Carberry griff nach dem Tier, aber Sir John eilte auf die andere Schulter hinüber.

„Paß auf, du“, brummelte der Profos. „Sonst steck ich dich in eine Pütz Seewasser und wringe dich hinterher aus.“

Sir John verstand den Wortsinn zwar nicht, wußte aber den drohenden Unterton in Carberrys Stimme sehr wohl zu werten. Trotzdem blieb er seelenruhig auf der Schulter seines Herrn hocken. Carberry tat ihm nichts zuleide, dem frechen Papagei. Schließlich hatte er ihn am Amazonas selbst gefangen, und eine Art ruppiger Zuneigung verband die beiden miteinander.

Der Profos stieg zum Achterdeck hinauf.

Der Seewolf und seine Gesprächspartner blickten zu ihm.

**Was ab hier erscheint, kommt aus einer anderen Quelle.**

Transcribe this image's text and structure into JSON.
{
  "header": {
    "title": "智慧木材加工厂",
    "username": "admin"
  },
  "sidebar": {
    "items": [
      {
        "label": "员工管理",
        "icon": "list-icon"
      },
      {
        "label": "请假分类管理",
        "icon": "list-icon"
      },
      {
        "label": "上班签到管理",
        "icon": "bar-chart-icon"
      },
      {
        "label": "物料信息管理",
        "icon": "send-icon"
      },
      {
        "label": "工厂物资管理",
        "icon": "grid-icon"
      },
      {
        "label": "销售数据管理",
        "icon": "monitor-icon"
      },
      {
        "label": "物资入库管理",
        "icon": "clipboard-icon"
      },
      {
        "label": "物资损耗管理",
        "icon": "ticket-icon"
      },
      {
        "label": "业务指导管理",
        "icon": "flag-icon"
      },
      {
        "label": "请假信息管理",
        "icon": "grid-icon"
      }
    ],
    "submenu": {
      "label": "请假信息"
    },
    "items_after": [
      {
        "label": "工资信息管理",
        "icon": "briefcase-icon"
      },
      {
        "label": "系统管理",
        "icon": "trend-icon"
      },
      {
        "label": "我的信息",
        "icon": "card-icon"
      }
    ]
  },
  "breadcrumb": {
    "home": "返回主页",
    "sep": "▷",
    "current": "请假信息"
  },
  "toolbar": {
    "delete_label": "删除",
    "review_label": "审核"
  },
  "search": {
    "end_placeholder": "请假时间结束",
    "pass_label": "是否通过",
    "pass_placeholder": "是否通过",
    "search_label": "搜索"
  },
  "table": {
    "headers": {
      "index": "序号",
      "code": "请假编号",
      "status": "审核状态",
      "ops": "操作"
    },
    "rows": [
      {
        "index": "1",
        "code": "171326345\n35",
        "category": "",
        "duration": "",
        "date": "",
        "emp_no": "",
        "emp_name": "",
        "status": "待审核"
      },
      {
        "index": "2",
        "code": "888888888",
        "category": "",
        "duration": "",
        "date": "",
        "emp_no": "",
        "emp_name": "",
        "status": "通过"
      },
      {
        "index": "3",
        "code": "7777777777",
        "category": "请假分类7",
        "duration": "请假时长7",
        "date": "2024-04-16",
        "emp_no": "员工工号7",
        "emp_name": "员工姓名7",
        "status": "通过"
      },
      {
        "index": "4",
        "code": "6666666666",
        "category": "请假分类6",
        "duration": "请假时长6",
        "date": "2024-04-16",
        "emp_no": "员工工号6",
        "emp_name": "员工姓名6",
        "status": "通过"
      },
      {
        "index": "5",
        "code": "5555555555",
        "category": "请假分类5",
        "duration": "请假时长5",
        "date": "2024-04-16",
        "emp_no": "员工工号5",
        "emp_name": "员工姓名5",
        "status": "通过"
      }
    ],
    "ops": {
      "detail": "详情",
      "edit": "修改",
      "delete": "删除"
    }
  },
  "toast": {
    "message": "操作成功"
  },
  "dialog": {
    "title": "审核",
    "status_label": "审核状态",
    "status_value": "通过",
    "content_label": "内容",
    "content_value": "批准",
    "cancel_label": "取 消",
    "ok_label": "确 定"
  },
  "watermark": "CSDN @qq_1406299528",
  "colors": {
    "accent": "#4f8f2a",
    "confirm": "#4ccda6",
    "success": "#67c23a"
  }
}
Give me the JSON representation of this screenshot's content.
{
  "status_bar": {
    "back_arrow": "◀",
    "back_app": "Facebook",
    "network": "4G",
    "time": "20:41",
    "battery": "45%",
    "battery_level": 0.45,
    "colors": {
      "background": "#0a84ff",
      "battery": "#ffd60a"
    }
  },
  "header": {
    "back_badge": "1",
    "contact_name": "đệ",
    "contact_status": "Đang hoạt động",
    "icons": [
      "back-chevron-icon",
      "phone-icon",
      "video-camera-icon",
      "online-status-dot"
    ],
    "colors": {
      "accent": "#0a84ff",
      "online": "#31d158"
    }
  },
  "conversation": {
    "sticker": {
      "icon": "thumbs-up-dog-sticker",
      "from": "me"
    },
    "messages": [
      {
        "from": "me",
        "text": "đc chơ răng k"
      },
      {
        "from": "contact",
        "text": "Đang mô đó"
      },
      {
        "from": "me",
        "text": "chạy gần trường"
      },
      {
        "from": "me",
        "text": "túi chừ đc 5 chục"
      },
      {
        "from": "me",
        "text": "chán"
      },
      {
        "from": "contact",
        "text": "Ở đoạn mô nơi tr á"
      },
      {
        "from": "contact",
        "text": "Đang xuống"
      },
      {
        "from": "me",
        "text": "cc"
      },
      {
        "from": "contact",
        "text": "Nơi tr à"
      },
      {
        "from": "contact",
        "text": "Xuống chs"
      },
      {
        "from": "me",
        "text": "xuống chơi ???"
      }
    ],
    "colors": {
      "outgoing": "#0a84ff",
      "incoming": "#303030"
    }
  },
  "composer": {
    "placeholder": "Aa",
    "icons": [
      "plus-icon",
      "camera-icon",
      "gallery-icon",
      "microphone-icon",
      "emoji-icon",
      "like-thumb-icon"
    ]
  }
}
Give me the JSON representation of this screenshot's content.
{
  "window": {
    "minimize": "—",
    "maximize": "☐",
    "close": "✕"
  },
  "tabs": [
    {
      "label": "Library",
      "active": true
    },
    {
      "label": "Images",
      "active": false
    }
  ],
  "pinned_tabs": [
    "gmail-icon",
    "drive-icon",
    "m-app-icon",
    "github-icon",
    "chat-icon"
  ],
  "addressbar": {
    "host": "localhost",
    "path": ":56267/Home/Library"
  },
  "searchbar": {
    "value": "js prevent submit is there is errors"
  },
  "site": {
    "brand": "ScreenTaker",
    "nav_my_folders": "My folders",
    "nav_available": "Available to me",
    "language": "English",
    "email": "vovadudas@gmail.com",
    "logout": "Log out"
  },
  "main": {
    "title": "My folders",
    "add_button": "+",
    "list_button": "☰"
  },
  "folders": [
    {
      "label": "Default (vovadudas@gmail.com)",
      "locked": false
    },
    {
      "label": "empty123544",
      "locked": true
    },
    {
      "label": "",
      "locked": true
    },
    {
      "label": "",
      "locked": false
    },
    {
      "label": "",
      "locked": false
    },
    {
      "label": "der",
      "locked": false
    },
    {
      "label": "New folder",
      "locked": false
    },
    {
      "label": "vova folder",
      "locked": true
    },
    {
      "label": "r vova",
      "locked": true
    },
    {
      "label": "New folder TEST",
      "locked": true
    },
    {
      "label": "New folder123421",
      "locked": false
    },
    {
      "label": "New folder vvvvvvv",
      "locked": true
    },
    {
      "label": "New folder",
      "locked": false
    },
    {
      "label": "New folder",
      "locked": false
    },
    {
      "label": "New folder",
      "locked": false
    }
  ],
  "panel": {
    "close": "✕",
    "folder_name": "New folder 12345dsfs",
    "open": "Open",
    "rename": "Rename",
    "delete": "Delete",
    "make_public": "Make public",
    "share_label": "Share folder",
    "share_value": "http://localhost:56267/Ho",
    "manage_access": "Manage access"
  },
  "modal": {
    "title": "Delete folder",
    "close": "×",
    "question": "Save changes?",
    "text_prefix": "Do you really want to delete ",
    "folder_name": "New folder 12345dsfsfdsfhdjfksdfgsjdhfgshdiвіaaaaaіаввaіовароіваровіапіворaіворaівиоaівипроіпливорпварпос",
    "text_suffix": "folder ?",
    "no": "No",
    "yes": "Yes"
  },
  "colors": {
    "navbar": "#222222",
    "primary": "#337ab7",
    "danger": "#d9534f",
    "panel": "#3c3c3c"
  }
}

Carberry schaute an ihnen vorbei und konnte jetzt sehr deutlich die Dschunken erkennen. Das Mondlicht reichte aus. Sie erhoben sich achteraus der „Isabella“ wie große, schemengleiche Tiere mit riesigen Fledermausflügeln.

Die gewaltige fünfmastige Dschunke, die der „Isabella“ gegenüberlag, bot das gleiche Bild. Mit den aufgeholten Lateinersegeln an den langen Gaffelruten wirkte das Schiff wirklich wie ein schwarzer Blutsauger, der mit hochgezogenen Schultern dahockt und darauf wartet, sich auf sein Opfer zu stürzen.

Verdammte Mattensegel, dachte Carberry erbittert, elende Kähne, Scheiß-land.

Carberry hielt auf seinen Kapitän zu.